Si la phagothérapie progresse en France, c’est probablement grâce à l’expertise acquise aux Hospices civils de Lyon (Rhône) et à l’investissement du Pr Tristan Ferry, chef du service des maladies infectieuses et tropicales de l’hôpital de la Croix-Rousse à Lyon, et de son équipe. Elle a permis de sauver des patients en impasse thérapeutique d’une amputation ou d’une septicémie. L’Agence nationale de sécurité du médicament et des produits de santé (ANSM) a autorisé son accès compassionnel en mars 2016. Mais les contraintes réglementaires de mise sur le marché et de production de médicaments d’origine biologique imposées par l’Agence européenne des médicaments et l’ANSM sont des défis à relever pour les fabricants. Elles permettent un accès aux soins plus sûr, car certains patients n’hésitent pas à se rendre en Géorgie où la phagothérapie n’a cessé d’être utilisée, moyennant des frais allant jusqu’à 6 000 € et sans aucune garantie de résultats. 

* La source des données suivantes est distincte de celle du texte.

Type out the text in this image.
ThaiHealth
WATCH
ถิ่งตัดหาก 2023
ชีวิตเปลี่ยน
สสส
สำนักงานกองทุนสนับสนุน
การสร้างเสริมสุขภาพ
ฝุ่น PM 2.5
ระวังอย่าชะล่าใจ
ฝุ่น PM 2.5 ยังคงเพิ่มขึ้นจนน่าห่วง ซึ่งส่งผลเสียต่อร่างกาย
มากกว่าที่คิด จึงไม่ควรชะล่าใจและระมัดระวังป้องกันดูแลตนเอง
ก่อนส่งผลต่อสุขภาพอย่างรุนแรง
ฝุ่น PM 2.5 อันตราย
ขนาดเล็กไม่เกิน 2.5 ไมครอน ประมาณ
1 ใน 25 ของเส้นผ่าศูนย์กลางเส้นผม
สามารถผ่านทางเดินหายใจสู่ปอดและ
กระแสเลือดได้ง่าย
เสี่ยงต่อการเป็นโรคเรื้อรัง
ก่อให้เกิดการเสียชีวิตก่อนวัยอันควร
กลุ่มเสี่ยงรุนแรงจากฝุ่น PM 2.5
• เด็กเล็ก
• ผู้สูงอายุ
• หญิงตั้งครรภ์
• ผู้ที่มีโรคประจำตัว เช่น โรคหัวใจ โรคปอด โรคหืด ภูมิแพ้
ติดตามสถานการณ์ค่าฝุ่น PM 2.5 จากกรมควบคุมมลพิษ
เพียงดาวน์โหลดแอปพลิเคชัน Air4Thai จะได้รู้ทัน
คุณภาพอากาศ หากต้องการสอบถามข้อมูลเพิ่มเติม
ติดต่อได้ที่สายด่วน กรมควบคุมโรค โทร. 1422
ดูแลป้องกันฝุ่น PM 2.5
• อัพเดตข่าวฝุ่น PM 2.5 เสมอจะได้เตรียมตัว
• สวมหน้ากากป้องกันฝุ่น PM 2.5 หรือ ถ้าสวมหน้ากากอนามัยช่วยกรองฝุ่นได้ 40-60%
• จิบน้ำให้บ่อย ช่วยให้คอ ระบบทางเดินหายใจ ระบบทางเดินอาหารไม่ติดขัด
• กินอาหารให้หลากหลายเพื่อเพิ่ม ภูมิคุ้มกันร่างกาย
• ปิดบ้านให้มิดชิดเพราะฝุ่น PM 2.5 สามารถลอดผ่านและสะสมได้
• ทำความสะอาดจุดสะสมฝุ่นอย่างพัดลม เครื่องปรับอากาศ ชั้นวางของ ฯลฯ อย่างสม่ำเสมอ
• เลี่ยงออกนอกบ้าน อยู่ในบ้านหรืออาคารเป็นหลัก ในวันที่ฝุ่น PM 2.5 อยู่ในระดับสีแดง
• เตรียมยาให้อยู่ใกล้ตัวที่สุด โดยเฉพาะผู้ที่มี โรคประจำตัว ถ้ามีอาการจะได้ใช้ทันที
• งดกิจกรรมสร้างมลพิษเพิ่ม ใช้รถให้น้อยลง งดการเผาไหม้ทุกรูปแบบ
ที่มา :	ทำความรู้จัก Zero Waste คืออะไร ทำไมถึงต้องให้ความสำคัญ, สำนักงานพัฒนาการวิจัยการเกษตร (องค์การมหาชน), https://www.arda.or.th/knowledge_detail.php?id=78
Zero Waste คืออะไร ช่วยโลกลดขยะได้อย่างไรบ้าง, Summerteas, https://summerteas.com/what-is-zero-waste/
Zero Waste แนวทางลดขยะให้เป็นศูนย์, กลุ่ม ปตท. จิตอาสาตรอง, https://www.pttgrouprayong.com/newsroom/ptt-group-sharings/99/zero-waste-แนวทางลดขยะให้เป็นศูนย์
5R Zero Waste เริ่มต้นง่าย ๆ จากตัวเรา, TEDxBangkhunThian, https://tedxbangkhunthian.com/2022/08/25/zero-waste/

Dans les infections ostéoarticulaires 

 

La phagothérapie a été mise au point en 1919 par Félix d’Hérelle (1873-1949), un bactériologiste de l’Institut Pasteur, et elle fut pratiquée en France jusqu’aux années 1980. Elle utilise des virus dits bactériophages. Ce sont des prédateurs de bactéries naturellement présents dans le sol et dans l’eau. A chaque bactérie correspondent dix virus bactériophages capables de l’éliminer. C’est en découvrant les travaux de Paul Sédallian (1894-1960), de l’Institut Pasteur de Lyon, que Tristan Ferry décide de se pencher à nouveau sur le potentiel de la phagothérapie. Depuis 2017, il traite des infections ostéoarticulaires postopératoires : « L’évaluation de la pertinence d’un tel traitement est étudiée pour chaque patient par le centre de référence des infections ostéoarticulaires. Cette équipe pluridisciplinaire, composée d’infectiologues, d’orthopédistes et de microbiologistes, se réunit afin de mettre au point la stratégie thérapeutique la plus adaptée. A ce jour, nous avons traité 50 patients et cela a été une réussite pour la majorité d’entre eux. » Après la réalisation d’un phagogramme qui vise à sélectionner le phage actif sur la souche bactérienne à traiter, le protocole de soin consiste en un lavage de l’articulation en cours de chirurgie selon la procédure Dair (debridment, antibiotics and implant retention) en plus d’une antibiothérapie. Cela permet de conserver la prothèse en place. Dans certains cas, des injections intra-articulaires sous imagerie peuvent être nécessaires dans les semaines qui suivent la chirurgie.

 

A l’heure actuelle, les patients sont traités avec des solutions de phages provenant du monde entier (Armata aux Etats-Unis, Hôpital militaire Reine-Astrid en Belgique, Pherecydes en France), ce qui rend parfois la durée d’acheminement longue dans des cas qui nécessitent une prise en charge la plus rapide possible. Les Hospices civils de Lyon sont aussi en mesure d’assurer une partie de la production des phages thérapeutiques au sein du projet Phag-One, coordonné par le PFrédéric Laurent, microbiologiste. Soutenu en 2020 par l’Agence nationale de la recherche et l’Institut national de la santé et de la recherche médicale (Inserm) dans le cadre du plan de lutte contre l’antibiorésistance, Phag-One permet de « relocaliser la production de phages thérapeutiques et de constituer une banque de phages, afin de répondre aux besoins le plus rapidement possible, explique-t-il. Après le prélèvement des phages dans la station d’épuration voisine, nous devons sélectionner les phages lytiques dont nous avons besoin, les purifier des débris de bactéries et les stériliser, car ils pourraient provoquer un choc toxique chez le patient. » Les phages thérapeutiques, aussi nommés phages lytiques ou phages virulents, se distinguent des phages lysogéniques qui ne sont pas employés en thérapeutique. « Détournant la machinerie des bactéries, ils sécrètent et injectent une enzyme qui les fait exploser en libérant une multitude de phages qui attaquent à leur tour les autres bactéries. »  Les suspensions de bactériophages constituent la matière première de la préparation magistrale qui sera réalisée au sein de la pharmacie à usage intérieur (PUI) en zone à atmosphère contrôlée.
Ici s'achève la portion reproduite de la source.